In contrast, patchy hair loss resulting from conditions such as head fungus, skin and autoimmune disorders and stress-forced fallout is usually temporary. So is toxic baldness, which may resolve in months; it's caused by a number of drugs, including cancer chemotherapy agents, cholesterol-fighters, anti-depressants and beta blockers. And HIVers anecdotally point to these meds as causes of lost locks: anabolic (muscle-building) steroids (such as testosterone), Megace, 3TC, hydroxyurea, alpha interferon, famciclovir and fluconazole.

Here, then, are Nursie's hair-raising hints. Two drugs for male pattern baldness have hit the market: the over-the-counter (and good for the gals) topical minoxidil (Rogaine); and the prescription (guys-only) oral finasteride (Propecia). Both drugs are somewhat effective in maintaining -- and occasionally regrowing -- locks beaten by alopecia, especially at the scalp's crown. (But don't expect miracle growth at the front of that ebbing hairline.) These drugs tend to work best for men in their 20s and 30s balding for less than five years; they take up to a year to kick in -- and hair loss resumes when the meds are stopped. Side effects? For Rogaine, they include scalp irritation and itching; for Propecia, rash, itching, hives and swelling of the lips and face, breast tenderness and enlargement, and -- sorry, stud -- ejaculation difficulties, erectile dysfunction, testicular pain.

Hanging onto a head -- or mere wisps -- of hair means making nice to your scalp. Excessive oil clogs pores and causes hair-root malnutrition, triggering more shedding, so frequent shampooing can help. Some HIVers swear by Revitalize, an herb-and-nutrient-packed formula. The vitamin biotin can treat your tresses well, as do ginger (powdered or tea), fish or flaxseed oil and bioflavonoids (quercetin is one).

When the hairline starts closing in on the nape of the neck, it might be time to consider gluing on a hairpiece.
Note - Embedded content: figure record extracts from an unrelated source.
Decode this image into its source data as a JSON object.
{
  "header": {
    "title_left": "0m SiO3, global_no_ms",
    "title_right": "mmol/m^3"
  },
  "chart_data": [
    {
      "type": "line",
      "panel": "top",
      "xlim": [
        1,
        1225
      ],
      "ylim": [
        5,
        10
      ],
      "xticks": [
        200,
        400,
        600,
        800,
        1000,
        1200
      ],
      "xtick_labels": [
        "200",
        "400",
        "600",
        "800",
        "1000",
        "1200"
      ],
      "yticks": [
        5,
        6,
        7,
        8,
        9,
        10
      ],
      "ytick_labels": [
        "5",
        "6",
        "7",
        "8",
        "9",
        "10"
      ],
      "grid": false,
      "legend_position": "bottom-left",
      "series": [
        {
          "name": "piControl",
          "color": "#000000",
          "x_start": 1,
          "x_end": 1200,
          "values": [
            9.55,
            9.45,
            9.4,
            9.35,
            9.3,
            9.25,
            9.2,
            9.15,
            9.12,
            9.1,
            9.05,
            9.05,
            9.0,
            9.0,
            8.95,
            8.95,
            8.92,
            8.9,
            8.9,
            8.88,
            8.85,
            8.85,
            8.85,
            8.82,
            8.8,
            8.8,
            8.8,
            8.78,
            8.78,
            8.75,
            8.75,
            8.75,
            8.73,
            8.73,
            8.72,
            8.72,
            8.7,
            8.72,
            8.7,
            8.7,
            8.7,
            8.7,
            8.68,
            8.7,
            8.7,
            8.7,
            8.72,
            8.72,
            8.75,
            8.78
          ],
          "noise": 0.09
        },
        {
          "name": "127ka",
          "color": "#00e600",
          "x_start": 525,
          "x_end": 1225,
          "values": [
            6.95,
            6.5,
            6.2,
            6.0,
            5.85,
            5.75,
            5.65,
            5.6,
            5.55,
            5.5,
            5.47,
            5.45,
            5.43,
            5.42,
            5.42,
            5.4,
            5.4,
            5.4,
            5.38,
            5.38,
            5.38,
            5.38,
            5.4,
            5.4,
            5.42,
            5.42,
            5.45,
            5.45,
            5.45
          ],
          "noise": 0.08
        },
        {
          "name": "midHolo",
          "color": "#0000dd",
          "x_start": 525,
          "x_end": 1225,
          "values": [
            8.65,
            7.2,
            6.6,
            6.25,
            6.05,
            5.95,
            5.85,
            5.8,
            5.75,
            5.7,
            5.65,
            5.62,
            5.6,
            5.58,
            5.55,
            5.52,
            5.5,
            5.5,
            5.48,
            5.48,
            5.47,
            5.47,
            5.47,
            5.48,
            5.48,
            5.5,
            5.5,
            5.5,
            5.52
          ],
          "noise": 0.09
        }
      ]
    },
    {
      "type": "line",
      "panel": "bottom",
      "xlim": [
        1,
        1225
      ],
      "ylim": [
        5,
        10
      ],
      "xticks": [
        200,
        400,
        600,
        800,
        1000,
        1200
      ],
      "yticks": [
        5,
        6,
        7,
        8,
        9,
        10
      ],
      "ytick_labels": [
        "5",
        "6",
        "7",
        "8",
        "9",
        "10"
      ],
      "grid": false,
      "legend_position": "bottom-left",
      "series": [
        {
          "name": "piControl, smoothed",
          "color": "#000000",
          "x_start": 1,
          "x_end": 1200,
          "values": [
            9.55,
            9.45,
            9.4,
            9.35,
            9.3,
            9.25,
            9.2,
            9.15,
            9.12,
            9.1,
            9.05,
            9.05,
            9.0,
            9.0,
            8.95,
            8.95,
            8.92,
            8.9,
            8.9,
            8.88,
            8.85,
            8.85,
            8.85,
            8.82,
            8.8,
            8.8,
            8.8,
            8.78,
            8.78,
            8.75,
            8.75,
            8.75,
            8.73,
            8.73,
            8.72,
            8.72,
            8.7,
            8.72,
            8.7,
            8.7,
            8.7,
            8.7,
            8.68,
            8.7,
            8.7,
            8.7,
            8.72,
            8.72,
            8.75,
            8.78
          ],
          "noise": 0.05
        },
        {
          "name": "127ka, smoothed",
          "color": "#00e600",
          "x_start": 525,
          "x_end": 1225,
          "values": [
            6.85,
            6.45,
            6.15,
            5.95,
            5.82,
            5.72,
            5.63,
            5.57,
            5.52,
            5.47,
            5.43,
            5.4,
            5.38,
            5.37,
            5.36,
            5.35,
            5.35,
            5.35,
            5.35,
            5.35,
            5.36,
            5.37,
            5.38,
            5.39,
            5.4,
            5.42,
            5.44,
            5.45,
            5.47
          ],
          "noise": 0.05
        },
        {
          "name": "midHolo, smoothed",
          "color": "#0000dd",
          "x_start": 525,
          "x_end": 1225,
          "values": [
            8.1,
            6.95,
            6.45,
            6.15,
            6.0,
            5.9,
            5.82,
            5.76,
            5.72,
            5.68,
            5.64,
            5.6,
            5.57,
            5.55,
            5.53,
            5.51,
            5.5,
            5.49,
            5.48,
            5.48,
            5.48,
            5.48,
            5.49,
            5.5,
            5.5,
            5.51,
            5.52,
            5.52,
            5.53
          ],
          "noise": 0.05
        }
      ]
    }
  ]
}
Available in synthetic and natural hair, they cost $500 to $3,500. A more drastic step is a surgical transplant. Besides the discomfort and humiliation of sporting a plug, transplants are pricey ($1,500 to $10,000) and balding may progress in untreated areas. In the end, a few minutes in the shower with a disposable Bic razor and a dab of shaving cream may be the treatment -- glare or no -- to get you the kind of attention a wig won't.